Paolo Curtaz, "Chiesa in uscita"

Chiesa in uscita
Commento al Vangelo di domenica 3 luglio 2016 - Paolo Curtaz
Gesù il Nazareno per me è Cristo.
E io, per lui, sono un discepolo.
Che non fa della propria fede un nido. Che non mette la famiglia, il clan, le relazioni sempre e solo
penultime prima dell’annuncio del Regno. Che non si volta indietro per rimpiangere il passato o per compiacersi del lavoro svolto.

E a me, a noi, il Signore affida il compito di annunciare ad ogni uomo il volto di Dio.

Annuncio che non è riservato ai preti e alle suore e che, anzi, in questo momento rischia di essere disturbato dall’idea che il mondo si è fatto di una Chiesa gerarchica composta da delinquenti.

Benedetto il Signore che continua a inviarci il Papa giusto al momento giusto!

E Francesco venuto dai confini del mondo ci ammonisce, ci invita a recuperare l’essenziale, ad uscire dalle sacrestie, dal “si è sempre fatto così”, per ritrovare l’essenziale.

E non dobbiamo inventarci niente di nuovo: è Gesù stesso che ha dato le istruzioni.

Israele credeva che il mondo fosse composto da settantadue nazioni: ogni anno al tempio di Gerusalemme si immolavano settanta buoi per la conversione delle nazioni pagane.

Così Gesù invia a tutto il mondo, alle settantadue nazioni, i discepoli.

Non si ferma a pregare per la loro conversione.

Manda discepoli credibili per proporre a tutti il cambiamento di vita.

Decisamente un’altra storia.

Punti di vista

Certi descrivono la situazione attuale della Chiesa con tinte fosche, foschissime.

Calo vistoso della partecipazione alla messa domenicale, seminari ormai svuotati, giovani lontani, dialogo col mondo e con le istituzioni spesso votato alla contrapposizione e allo scontro.

Le riunioni dei preti, spesso, si trasformano in un lungo elenco di lamentazioni dolenti e sconfortate.

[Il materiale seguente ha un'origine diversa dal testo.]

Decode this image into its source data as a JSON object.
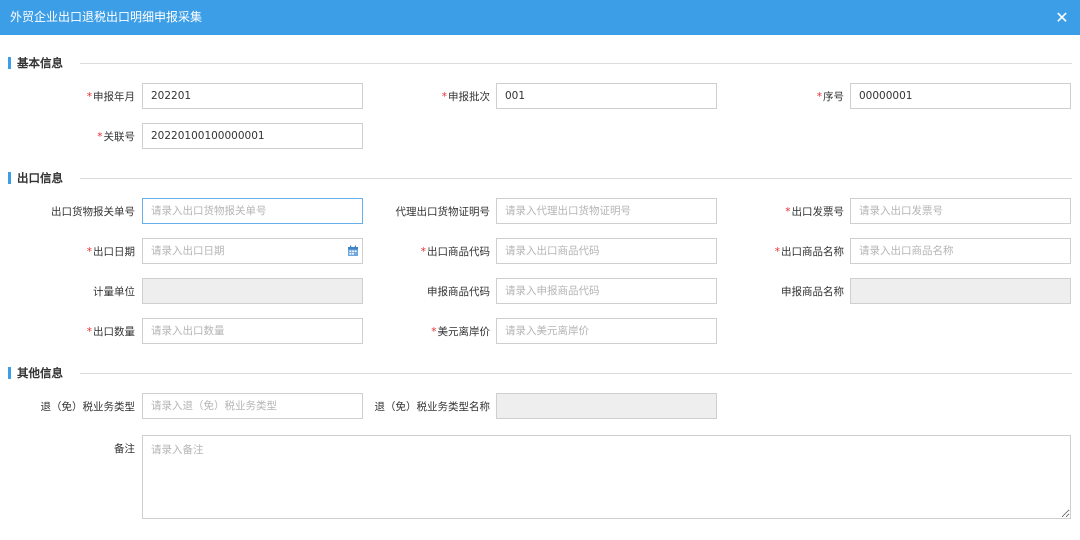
{
  "dialog": {
    "title": "外贸企业出口退税出口明细申报采集",
    "close_icon": "✕"
  },
  "sections": {
    "basic": "基本信息",
    "export": "出口信息",
    "other": "其他信息"
  },
  "required_mark": "*",
  "basic": {
    "period_label": "申报年月",
    "period_value": "202201",
    "batch_label": "申报批次",
    "batch_value": "001",
    "seq_label": "序号",
    "seq_value": "00000001",
    "link_label": "关联号",
    "link_value": "20220100100000001"
  },
  "export": {
    "customs_label": "出口货物报关单号",
    "customs_placeholder": "请录入出口货物报关单号",
    "proxy_label": "代理出口货物证明号",
    "proxy_placeholder": "请录入代理出口货物证明号",
    "invoice_label": "出口发票号",
    "invoice_placeholder": "请录入出口发票号",
    "date_label": "出口日期",
    "date_placeholder": "请录入出口日期",
    "code_label": "出口商品代码",
    "code_placeholder": "请录入出口商品代码",
    "name_label": "出口商品名称",
    "name_placeholder": "请录入出口商品名称",
    "unit_label": "计量单位",
    "decl_code_label": "申报商品代码",
    "decl_code_placeholder": "请录入申报商品代码",
    "decl_name_label": "申报商品名称",
    "qty_label": "出口数量",
    "qty_placeholder": "请录入出口数量",
    "fob_label": "美元离岸价",
    "fob_placeholder": "请录入美元离岸价"
  },
  "other": {
    "type_label": "退（免）税业务类型",
    "type_placeholder": "请录入退（免）税业务类型",
    "type_name_label": "退（免）税业务类型名称",
    "remark_label": "备注",
    "remark_placeholder": "请录入备注"
  },
  "colors": {
    "header": "#3d9ee8",
    "required": "#e3302f",
    "focus_border": "#66afe9"
  },
  "icons": {
    "calendar": "calendar-icon",
    "close": "close-icon"
  }
}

I vescovi, spesso, non sanno che pesci prendere, o si rifugiano dentro le loro chiavi di lettura, arroccandosi. I laici formati, quel meraviglioso gruppo nato sotto la spinta del Concilio, portano avanti il loro impegno nella Chiesa con fatica.

Ma c’è anche un modo di vedere le cose in maniera completamente diversa.

I giovani non bazzicano più la Chiesa, certo, perché ha perso di credibilità.

Ma Cristo no, non ha perso di credibilità, e nemmeno la nostalgia di Dio.

Grande, immensa. Desiderio intatto, come confermano le più recenti indagini (Dio a modo mio, di Paola Bignardi), ma che non trova un approdo, una sponda.

Non si tratta di chiudere le parrocchie, certo.

Ma di affiancare ad essere, in maniera non istituzionale, non organizzata, altri modi di dire Dio.

Di diventare, sul serio, quella Chiesa in uscita di cui parla Francesco.

Allora ognuno di noi può dire Dio e viverlo là dove abita.

Riflettevo, stamani: questa mia riflessione è letta o vista, all’incirca, da cinquantamila persone.

Se dodici pescatori di Galilea hanno incendiato d’amore il mondo, cosa potremmo fare noi?

Stile

I discepoli sono mandati a due a due, precedendo il Signore.

Non dobbiamo convertire nessuno: è Dio che converte, è lui che abita i cuori.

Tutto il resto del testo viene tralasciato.